W niedzielny poranek 10 maja na alarmowy numer 986 zadzwonił mieszkaniec Gdańska, który powiadomił funkcjonariuszy o warchlaku, uwięzionym w studzience kanalizacyjnej przy ulicy Traugutta, nieopodal wjazdu do lasu. Na miejsce pojechali strażnicy z Referatu III.
Tam czekał na nich mężczyzna, który znalazł zwierzaka w pułapce. Poprowadził on funkcjonariuszy leśną drogą i wskazał odkrytą studzienkę. Rzeczywiście znajdował się w niej mały dzik, który potrzebował pomocy. Warchlak nie miał żadnych szans, by samodzielnie wydostać się na wolność.
Akcję ratunkową należało przeprowadzić rozważnie, aby nie zaszkodzić maluchowi. Między innymi chodziło o to, by nie zostawić na nim ludzkiego zapachu, bo mogłoby to skutkować odrzuceniem go przez stado. Funkcjonariusze użyli więc chwytaka na psy, dzięki któremu udało się sprawnie wydobyć warchlaka ze studzienki. Zwierzę natychmiast pobiegło do lasu.
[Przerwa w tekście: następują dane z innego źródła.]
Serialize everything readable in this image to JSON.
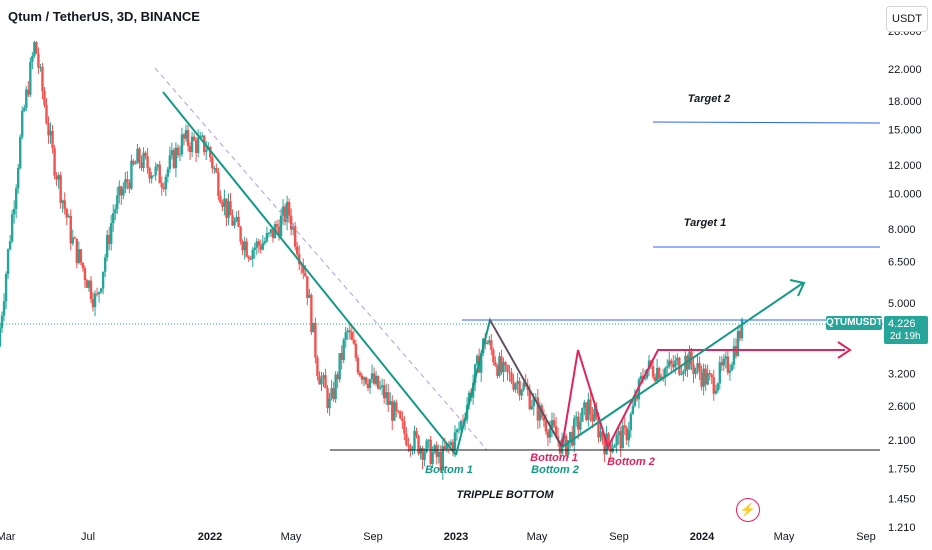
{
  "header": {
    "title": "Qtum / TetherUS, 3D, BINANCE",
    "currency_button": "USDT"
  },
  "price_badge": {
    "symbol": "QTUMUSDT",
    "price": "4.226",
    "countdown": "2d 19h"
  },
  "colors": {
    "up": "#26a69a",
    "down": "#ef5350",
    "trend_green": "#139a86",
    "pattern_red": "#e0245e",
    "target_blue": "#2962ff"
  },
  "chart_data": {
    "type": "line",
    "title": "Qtum / TetherUS, 3D, BINANCE",
    "y_scale": "log",
    "y_ticks": [
      28.0,
      22.0,
      18.0,
      15.0,
      12.0,
      10.0,
      8.0,
      6.5,
      5.0,
      4.226,
      3.2,
      2.6,
      2.1,
      1.75,
      1.45,
      1.21
    ],
    "y_tick_labels": [
      "28.000",
      "22.000",
      "18.000",
      "15.000",
      "12.000",
      "10.000",
      "8.000",
      "6.500",
      "5.000",
      "4.226",
      "3.200",
      "2.600",
      "2.100",
      "1.750",
      "1.450",
      "1.210"
    ],
    "x_tick_labels": [
      "Mar",
      "Jul",
      "2022",
      "May",
      "Sep",
      "2023",
      "May",
      "Sep",
      "2024",
      "May",
      "Sep"
    ],
    "series": [
      {
        "values": [
          [
            2021.15,
            3.8
          ],
          [
            2021.25,
            16.0
          ],
          [
            2021.3,
            26.0
          ],
          [
            2021.37,
            13.0
          ],
          [
            2021.45,
            7.5
          ],
          [
            2021.55,
            5.0
          ],
          [
            2021.62,
            9.0
          ],
          [
            2021.72,
            12.5
          ],
          [
            2021.82,
            11.0
          ],
          [
            2021.9,
            14.0
          ],
          [
            2022.0,
            13.5
          ],
          [
            2022.08,
            9.0
          ],
          [
            2022.17,
            7.0
          ],
          [
            2022.25,
            7.5
          ],
          [
            2022.33,
            9.0
          ],
          [
            2022.4,
            6.0
          ],
          [
            2022.45,
            3.3
          ],
          [
            2022.5,
            2.6
          ],
          [
            2022.57,
            4.2
          ],
          [
            2022.62,
            3.3
          ],
          [
            2022.72,
            2.8
          ],
          [
            2022.8,
            2.2
          ],
          [
            2022.88,
            2.0
          ],
          [
            2022.95,
            1.85
          ],
          [
            2023.02,
            2.2
          ],
          [
            2023.08,
            3.0
          ],
          [
            2023.13,
            4.0
          ],
          [
            2023.2,
            3.2
          ],
          [
            2023.28,
            3.0
          ],
          [
            2023.35,
            2.5
          ],
          [
            2023.45,
            2.0
          ],
          [
            2023.55,
            2.6
          ],
          [
            2023.62,
            2.05
          ],
          [
            2023.7,
            2.15
          ],
          [
            2023.78,
            3.3
          ],
          [
            2023.88,
            3.3
          ],
          [
            2023.95,
            3.5
          ],
          [
            2024.05,
            3.0
          ],
          [
            2024.12,
            3.4
          ],
          [
            2024.17,
            4.226
          ]
        ]
      }
    ],
    "annotations": [
      {
        "text": "Target 2",
        "y": 15.3
      },
      {
        "text": "Target 1",
        "y": 7.0
      },
      {
        "text": "Bottom 1",
        "color": "#139a86"
      },
      {
        "text": "Bottom 1",
        "color": "#e0245e"
      },
      {
        "text": "Bottom 2",
        "color": "#139a86"
      },
      {
        "text": "Bottom 2",
        "color": "#e0245e"
      },
      {
        "text": "TRIPPLE BOTTOM"
      }
    ],
    "grid": false
  }
}
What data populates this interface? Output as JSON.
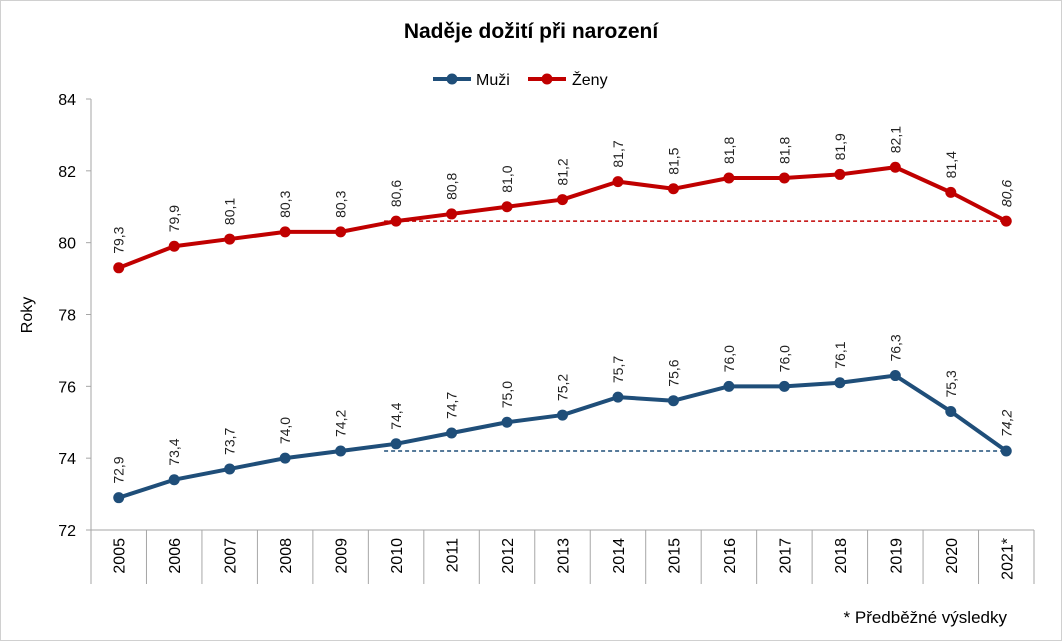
{
  "chart_data": {
    "type": "line",
    "title": "Naděje dožití při narození",
    "ylabel": "Roky",
    "xlabel": "",
    "ylim": [
      72,
      84
    ],
    "yticks": [
      72,
      74,
      76,
      78,
      80,
      82,
      84
    ],
    "grid": false,
    "legend_position": "top",
    "categories": [
      "2005",
      "2006",
      "2007",
      "2008",
      "2009",
      "2010",
      "2011",
      "2012",
      "2013",
      "2014",
      "2015",
      "2016",
      "2017",
      "2018",
      "2019",
      "2020",
      "2021*"
    ],
    "series": [
      {
        "name": "Muži",
        "color": "#1f4e79",
        "values": [
          72.9,
          73.4,
          73.7,
          74.0,
          74.2,
          74.4,
          74.7,
          75.0,
          75.2,
          75.7,
          75.6,
          76.0,
          76.0,
          76.1,
          76.3,
          75.3,
          74.2
        ],
        "labels": [
          "72,9",
          "73,4",
          "73,7",
          "74,0",
          "74,2",
          "74,4",
          "74,7",
          "75,0",
          "75,2",
          "75,7",
          "75,6",
          "76,0",
          "76,0",
          "76,1",
          "76,3",
          "75,3",
          "74,2"
        ],
        "reference_value": 74.2,
        "reference_from": "2010"
      },
      {
        "name": "Ženy",
        "color": "#c00000",
        "values": [
          79.3,
          79.9,
          80.1,
          80.3,
          80.3,
          80.6,
          80.8,
          81.0,
          81.2,
          81.7,
          81.5,
          81.8,
          81.8,
          81.9,
          82.1,
          81.4,
          80.6
        ],
        "labels": [
          "79,3",
          "79,9",
          "80,1",
          "80,3",
          "80,3",
          "80,6",
          "80,8",
          "81,0",
          "81,2",
          "81,7",
          "81,5",
          "81,8",
          "81,8",
          "81,9",
          "82,1",
          "81,4",
          "80,6"
        ],
        "reference_value": 80.6,
        "reference_from": "2010"
      }
    ],
    "footnote": "* Předběžné výsledky"
  }
}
Pozostaje mieć nadzieję, że mały dzik szybko odnalazł swoją rodzinę…
Nie wiadomo kto i dlaczego odkrył znajdującą się na leśnej drodze studzienkę. Ponieważ w takim stanie mogła ona stanowić poważne zagrożenie dla spacerowiczów oraz rowerzystów, strażnicy zabezpieczyli ją betonową pokrywą, która leżała tuż obok.